AVDNet: A Small-Sized Vehicle Detection Network for Aerial Visual Data
This work addresses the challenge of small vehicle detection in aerial surveillance, which is important for applications like traffic monitoring and security, but it appears incremental as it builds on existing detection frameworks with specific enhancements.
The paper tackled the problem of detecting small vehicles in aerial images by proposing AVDNet, a one-stage detection network that uses ConvRes residual blocks and enlarged feature maps to improve feature representation for small objects, achieving significant performance improvements in mAP, computation, and space complexity over state-of-the-art methods.

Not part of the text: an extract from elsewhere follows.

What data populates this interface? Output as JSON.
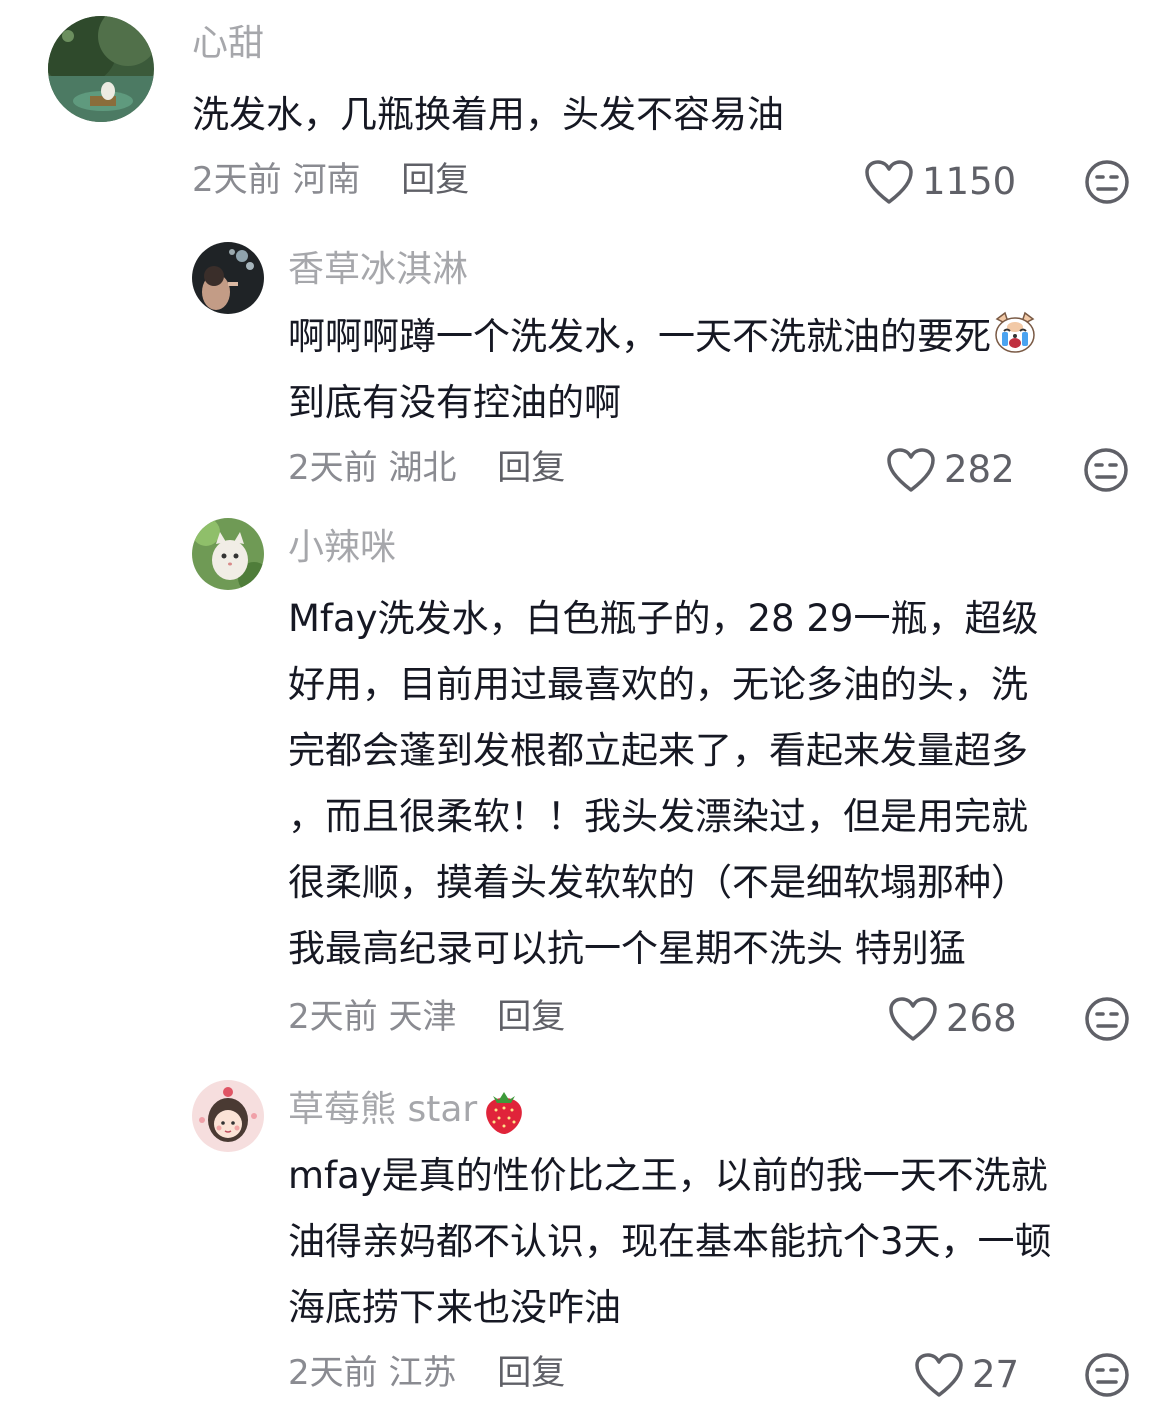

Detection of small-sized targets in aerial views is a challenging task due to the smallness of vehicle size, complex background, and monotonic object appearances. In this letter, we propose a one-stage vehicle detection network (AVDNet) to robustly detect small-sized vehicles in aerial scenes. In AVDNet, we introduced ConvRes residual blocks at multiple scales to alleviate the problem of vanishing features for smaller objects caused because of the inclusion of deeper convolutional layers. These residual blocks, along with enlarged output feature map, ensure the robust representation of the salient features for small sized objects. Furthermore, we proposed a recurrent-feature aware visualization (RFAV) technique to analyze the network behavior. We also created a new airborne image data set (ABD) by annotating 1396 new objects in 79 aerial images for our experiments. The effectiveness of AVDNet is validated on VEDAI, DLR- 3K, DOTA, and the combined (VEDAI, DLR-3K, DOTA, and ABD) data set. Experimental results demonstrate the significant performance improvement of the proposed method over state-of-the-art detection techniques in terms of mAP, computation, and space complexity.